Paris, chez Barrois l’aîné, 1813, troisième édition revue et augmentée de procédés nouveaux, d’expériences et d’observations nouvelles, in-8, demi chagrin brun raciné, auteur et titre dorés sur pièce de titre en maroquin rouge, date d’édition dorée en bas du dos, 4 fleurons dorés sur dos à 4 nerfs, plats papier raciné brun et noir, gardes papier marbré “cailloux” beige à filets multicolore, tranches mouchetées, reliure d’époque, XXXXVIII – 176 pp., signature autographe de l’auteur au dos de la page de titre, 1 planche dépliable comprenant 10 figures en noir, Avertissement, Avant-propos de la seconde édition, Explication de la planche, Table des matières.

Nicolas Appert (1749 – 1840) fut élève de bouche de la Maison ducale de Christian IV. Il s’installe à Paris vers 1780, rue des Lombards, comme confiseur. Etant intéressé par les problèmes de conservation des aliments, il effectue plusieurs expériences sur son terrain de Massy. En 1809, il met au point un procédé nouveau, l’Appertisation, récompensé par le Ministère de l’Intérieur, qui le dote d’un prix de 12 000 francs. L’industrie de la conservation vient de naître !

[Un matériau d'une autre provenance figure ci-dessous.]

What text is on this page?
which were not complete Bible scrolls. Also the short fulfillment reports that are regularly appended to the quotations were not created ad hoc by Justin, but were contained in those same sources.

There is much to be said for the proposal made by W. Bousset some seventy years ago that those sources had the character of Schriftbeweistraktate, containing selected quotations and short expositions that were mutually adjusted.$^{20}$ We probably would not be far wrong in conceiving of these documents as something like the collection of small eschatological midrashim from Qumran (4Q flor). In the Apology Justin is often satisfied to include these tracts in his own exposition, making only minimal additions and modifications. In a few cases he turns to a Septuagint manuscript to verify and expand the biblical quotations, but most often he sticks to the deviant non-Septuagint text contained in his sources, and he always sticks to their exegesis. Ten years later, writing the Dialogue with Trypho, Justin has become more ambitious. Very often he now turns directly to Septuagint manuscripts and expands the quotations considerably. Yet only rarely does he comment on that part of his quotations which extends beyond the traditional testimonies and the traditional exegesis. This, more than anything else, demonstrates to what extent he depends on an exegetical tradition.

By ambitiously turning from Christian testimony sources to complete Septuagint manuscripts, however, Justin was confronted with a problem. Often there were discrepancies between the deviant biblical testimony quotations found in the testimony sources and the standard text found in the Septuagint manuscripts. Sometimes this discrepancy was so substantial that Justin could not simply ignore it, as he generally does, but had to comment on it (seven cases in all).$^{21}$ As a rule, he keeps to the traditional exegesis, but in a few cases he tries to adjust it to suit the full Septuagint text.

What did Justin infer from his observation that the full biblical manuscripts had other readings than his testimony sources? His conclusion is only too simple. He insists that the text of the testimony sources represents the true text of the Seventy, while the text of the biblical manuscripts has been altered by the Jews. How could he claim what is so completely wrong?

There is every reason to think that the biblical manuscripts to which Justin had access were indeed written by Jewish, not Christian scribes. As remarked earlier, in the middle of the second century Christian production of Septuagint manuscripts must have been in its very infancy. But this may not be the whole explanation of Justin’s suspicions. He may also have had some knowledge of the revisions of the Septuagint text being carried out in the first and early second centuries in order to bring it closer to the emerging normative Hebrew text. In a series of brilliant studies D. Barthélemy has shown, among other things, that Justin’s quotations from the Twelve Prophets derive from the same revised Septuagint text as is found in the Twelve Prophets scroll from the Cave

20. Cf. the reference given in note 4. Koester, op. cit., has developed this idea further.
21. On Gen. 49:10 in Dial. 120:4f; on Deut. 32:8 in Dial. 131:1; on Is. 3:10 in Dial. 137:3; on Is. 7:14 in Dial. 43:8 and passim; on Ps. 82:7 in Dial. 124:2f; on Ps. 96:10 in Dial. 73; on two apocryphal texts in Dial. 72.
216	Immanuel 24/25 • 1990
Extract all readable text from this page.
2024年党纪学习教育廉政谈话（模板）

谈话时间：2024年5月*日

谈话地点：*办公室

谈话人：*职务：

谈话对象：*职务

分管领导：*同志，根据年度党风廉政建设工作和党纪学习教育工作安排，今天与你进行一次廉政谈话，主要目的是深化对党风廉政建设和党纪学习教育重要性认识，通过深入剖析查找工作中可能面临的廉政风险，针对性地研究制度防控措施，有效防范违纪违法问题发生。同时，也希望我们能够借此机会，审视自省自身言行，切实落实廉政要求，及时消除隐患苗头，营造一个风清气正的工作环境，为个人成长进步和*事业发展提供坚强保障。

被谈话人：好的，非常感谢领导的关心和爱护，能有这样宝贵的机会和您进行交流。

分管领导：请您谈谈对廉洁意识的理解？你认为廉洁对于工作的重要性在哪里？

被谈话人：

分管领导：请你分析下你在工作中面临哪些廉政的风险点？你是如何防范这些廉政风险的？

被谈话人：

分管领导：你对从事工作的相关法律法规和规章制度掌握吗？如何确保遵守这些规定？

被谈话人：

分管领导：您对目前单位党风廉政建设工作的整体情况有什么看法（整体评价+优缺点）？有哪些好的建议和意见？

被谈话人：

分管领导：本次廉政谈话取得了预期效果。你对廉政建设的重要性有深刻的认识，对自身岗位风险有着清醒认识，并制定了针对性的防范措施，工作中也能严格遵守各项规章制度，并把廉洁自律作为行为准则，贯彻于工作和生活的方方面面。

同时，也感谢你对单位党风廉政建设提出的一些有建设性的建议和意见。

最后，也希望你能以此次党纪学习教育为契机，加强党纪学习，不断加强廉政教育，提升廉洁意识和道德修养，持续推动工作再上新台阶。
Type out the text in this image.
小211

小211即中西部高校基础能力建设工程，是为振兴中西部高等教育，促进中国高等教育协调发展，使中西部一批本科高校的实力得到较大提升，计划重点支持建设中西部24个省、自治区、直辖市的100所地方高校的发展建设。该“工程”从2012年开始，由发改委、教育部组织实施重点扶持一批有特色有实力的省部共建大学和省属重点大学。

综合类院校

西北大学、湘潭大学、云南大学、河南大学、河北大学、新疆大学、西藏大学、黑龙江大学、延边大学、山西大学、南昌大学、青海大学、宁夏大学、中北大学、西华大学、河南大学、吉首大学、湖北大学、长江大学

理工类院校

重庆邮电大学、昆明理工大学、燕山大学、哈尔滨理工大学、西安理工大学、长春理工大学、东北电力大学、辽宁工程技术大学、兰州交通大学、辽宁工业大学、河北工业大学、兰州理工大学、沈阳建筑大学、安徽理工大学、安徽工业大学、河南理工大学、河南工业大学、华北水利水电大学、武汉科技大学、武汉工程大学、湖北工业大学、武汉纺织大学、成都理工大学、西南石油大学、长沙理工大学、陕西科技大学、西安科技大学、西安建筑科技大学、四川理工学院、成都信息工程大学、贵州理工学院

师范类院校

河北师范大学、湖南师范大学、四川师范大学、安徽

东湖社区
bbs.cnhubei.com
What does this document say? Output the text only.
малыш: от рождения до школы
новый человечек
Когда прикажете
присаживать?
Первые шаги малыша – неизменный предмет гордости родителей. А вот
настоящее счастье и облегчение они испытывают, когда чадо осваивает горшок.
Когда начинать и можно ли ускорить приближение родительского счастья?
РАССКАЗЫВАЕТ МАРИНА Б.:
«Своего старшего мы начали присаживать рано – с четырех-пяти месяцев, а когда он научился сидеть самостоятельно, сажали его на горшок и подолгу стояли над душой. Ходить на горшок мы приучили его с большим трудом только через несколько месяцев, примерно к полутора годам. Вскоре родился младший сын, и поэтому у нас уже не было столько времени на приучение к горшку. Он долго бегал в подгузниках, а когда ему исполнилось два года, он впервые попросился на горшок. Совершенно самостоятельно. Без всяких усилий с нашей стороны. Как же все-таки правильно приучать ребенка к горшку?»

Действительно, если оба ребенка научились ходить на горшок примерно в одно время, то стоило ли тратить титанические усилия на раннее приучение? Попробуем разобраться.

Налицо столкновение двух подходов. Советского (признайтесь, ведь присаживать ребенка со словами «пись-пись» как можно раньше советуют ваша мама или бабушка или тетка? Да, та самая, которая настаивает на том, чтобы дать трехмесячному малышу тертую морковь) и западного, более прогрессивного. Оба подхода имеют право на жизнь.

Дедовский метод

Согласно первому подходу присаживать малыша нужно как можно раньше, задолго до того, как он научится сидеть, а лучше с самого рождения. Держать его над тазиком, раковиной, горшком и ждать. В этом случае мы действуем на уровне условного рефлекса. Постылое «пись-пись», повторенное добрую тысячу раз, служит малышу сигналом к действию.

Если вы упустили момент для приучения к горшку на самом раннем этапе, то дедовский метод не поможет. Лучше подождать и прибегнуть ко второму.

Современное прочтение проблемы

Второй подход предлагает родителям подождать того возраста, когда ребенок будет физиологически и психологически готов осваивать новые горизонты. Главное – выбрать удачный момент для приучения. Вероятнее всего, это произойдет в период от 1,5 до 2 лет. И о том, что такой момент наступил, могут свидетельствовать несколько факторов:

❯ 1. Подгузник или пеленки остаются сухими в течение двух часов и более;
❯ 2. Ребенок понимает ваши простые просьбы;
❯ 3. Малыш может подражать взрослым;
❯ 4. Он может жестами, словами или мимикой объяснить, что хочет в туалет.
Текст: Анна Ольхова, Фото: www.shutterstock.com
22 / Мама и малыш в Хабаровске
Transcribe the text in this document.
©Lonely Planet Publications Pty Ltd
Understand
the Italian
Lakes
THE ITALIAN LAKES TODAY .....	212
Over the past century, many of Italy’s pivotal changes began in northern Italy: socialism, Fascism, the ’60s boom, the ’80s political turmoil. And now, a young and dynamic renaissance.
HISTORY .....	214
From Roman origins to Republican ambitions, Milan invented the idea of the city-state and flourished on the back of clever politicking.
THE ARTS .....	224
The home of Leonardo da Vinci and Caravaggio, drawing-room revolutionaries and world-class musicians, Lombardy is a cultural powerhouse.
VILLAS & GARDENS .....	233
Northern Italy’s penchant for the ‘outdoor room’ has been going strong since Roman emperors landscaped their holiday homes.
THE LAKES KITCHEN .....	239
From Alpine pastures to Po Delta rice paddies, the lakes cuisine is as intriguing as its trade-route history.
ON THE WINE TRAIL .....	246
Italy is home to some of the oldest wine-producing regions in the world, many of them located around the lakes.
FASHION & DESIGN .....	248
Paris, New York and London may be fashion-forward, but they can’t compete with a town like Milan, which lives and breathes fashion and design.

Très belle reliure. ! Ce livre faisait partie de la  Bibliothèque culinaire de Victor Michon, qui fut l’un des plus grands cuisiniers du début du XXe siècle. Il fut formé aux fourneaux de sa mère.  Aujourd’hui encore, le Prix Victor Michon au Concours International Gastronomique d’Arpajon. fait partie des titres dont s’honorent beaucoup de chefs “étoilés”.

Cuisinier des Grands, il fut le cuisinier de l’Ambassade d’Autriche – Hongrie, située à l’Hôtel Matignon à Paris au moment de la Première Guerre mondiale. Il organisa le banquet de 3 000 couvert pour les fêtes russes, le menu offert au Roi des Belges par le président Félix Faure et le déjeuner d’Isabelle II de Castille. Mais ses recettes reflètent une cuisine à la fois bourgeoise et simple.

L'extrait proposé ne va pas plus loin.